Nevi şahsına münhasır o enfes materyal olan insanı, yargılayıp yarı yarıya yok saymak büyük bir haksızlık bence. Çünkü unutmayalım ki o diğer yarıda, öfke, isyan, hayal kırıklığı, acı, yas, absürdite, kırılganlık, hırs, haset ve daha niceleri var ve var olmaya devam edecek. Ve tam da insanın bu bütünsel kabullenişinde sanatsal üretkenliğin yeşermeye başladığına inanıyorum. Sanatın besi kaynağıdır insanın ve doğanın kestirilemez döngüleri.
Kişisel gelişimin sonu ‘iyi’ ya da ‘mutlu’ bir insan olmakla neticelenecek diye bir şey de yok. Bir gelişim gösteriyorsunuz o kadar ve o gelişim bireye göre değişkenlik gösterecektir, çoğu zaman nereye varacağını bilemezsiniz. En fazla kendinizi tanıyıp kabullenebilirsiniz. Fakat unutmayın ki emsalsiz bir kabulleniştir o, yaratıcı kimliğinize katkısı çok büyüktür..
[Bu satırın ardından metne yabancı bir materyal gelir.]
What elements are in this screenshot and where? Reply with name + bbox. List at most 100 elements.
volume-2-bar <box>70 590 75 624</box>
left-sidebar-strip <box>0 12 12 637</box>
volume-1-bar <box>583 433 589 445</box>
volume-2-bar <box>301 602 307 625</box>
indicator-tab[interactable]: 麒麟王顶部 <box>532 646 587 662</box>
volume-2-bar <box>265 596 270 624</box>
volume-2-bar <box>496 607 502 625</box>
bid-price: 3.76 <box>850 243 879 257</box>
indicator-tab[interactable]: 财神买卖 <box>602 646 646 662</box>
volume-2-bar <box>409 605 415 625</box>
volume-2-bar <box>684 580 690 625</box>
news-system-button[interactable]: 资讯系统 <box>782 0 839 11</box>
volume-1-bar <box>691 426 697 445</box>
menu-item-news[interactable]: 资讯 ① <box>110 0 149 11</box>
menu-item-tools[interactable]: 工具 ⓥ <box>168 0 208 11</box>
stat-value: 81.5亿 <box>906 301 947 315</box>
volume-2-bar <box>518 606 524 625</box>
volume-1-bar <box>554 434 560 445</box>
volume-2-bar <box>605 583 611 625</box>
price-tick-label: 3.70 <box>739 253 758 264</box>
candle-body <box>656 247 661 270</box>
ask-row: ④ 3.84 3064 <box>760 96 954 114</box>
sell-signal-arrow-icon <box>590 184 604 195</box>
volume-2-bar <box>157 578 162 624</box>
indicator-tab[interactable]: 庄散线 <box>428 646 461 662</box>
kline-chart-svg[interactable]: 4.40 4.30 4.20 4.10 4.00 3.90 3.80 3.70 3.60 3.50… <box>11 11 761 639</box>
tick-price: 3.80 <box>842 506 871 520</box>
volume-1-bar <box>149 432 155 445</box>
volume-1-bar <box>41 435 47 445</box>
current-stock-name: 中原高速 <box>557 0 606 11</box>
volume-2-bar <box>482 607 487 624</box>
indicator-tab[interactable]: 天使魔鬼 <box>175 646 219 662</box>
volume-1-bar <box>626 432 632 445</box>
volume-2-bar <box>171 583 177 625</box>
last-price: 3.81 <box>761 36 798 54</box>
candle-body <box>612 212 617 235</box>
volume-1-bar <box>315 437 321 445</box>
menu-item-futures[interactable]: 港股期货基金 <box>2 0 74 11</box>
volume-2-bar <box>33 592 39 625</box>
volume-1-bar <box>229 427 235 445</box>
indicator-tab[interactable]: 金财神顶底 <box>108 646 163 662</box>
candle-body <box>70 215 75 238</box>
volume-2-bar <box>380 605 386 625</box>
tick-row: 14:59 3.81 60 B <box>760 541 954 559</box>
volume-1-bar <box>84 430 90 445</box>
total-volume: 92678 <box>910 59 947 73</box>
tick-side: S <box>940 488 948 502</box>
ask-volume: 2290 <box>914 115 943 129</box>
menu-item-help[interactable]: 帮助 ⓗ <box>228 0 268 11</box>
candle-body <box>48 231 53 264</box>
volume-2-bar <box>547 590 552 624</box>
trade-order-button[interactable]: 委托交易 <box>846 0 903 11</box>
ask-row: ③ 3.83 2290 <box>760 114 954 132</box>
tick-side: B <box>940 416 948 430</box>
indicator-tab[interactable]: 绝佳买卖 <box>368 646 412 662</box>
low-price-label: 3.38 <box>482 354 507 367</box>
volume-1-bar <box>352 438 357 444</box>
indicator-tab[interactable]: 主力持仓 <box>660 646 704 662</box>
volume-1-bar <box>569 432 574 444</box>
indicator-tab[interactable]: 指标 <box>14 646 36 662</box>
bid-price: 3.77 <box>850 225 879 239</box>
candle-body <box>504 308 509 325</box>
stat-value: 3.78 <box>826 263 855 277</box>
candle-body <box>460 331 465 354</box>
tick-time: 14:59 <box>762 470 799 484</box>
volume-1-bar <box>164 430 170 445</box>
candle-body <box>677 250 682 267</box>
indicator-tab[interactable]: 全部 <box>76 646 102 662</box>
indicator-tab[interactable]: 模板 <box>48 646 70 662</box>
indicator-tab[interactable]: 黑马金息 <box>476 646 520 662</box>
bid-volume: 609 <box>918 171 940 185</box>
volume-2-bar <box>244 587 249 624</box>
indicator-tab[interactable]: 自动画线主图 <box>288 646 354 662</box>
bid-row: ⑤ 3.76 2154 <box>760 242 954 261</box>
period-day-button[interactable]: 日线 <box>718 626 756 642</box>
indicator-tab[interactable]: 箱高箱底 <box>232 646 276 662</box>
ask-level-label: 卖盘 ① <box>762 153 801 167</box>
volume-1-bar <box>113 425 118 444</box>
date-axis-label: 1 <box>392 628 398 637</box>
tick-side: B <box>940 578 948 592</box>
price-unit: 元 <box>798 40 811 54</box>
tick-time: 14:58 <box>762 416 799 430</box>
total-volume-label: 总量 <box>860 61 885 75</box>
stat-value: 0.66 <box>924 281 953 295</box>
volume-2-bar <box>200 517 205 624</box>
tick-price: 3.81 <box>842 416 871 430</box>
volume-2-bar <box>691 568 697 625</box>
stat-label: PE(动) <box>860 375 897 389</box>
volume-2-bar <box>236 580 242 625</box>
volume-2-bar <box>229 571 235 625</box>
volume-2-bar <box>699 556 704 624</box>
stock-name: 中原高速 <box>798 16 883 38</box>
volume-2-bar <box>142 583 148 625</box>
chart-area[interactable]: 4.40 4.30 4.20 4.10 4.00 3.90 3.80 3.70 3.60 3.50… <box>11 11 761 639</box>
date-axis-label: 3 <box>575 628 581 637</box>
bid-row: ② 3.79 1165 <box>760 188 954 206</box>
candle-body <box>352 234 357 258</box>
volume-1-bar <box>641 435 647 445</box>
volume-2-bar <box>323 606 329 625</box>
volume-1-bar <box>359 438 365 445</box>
Karmen, özellikle de bize son zamanlarda dayatılan ve kanımca büyük ruhsal erozyonlara uğratan bu kalıplaşmış insan ve düşünce sisteminin tamamen karşısında duran bir karakter. Yaşamına, çevresine, ilişkilerine, acılarına ve kayıplarına ‘sevgi’ ile kucak açmıyor, öfke, hayal kırıklığı, ve bazen de hasetle karşılıyor. Karmen bir sevgi böceği değil, hayata da o gözlükten bakmıyor. Karmen’in sevgisi kısıtlı çünkü sevgi anlayışı farklı; bu anlayışının dışındakileri çok kolay elden çıkarabilen bir kadın fakat bunun sorumluluğunu üstlenebilmiş bir birey.
Karmen’in yolculuğu gerçek. İçinde barındırdığı iyiye olduğu kadar kötüye de açık. Kendisine sunulanlara tabiatlarına göre karşılık vermeyi öğreniyor, kişisel gelişim kakafonisinin yok saydığı veya bastırmaya çalıştığı o kadar da ‘pozitif’ olmayan duygu ve davranış biçimlerine alan açarak, sorguluyor, kendini buluyor. Bunu yaparken de bize dayatılan toplumsal hedeflerden, davranış şekillerinden uzaklaşıyor, kendini tanıyor ve hayattaki yerini buluyor, özgürleşiyor ve nihayetinde çevresindekileri de kendi kafesleriyle yüzleştiriyor.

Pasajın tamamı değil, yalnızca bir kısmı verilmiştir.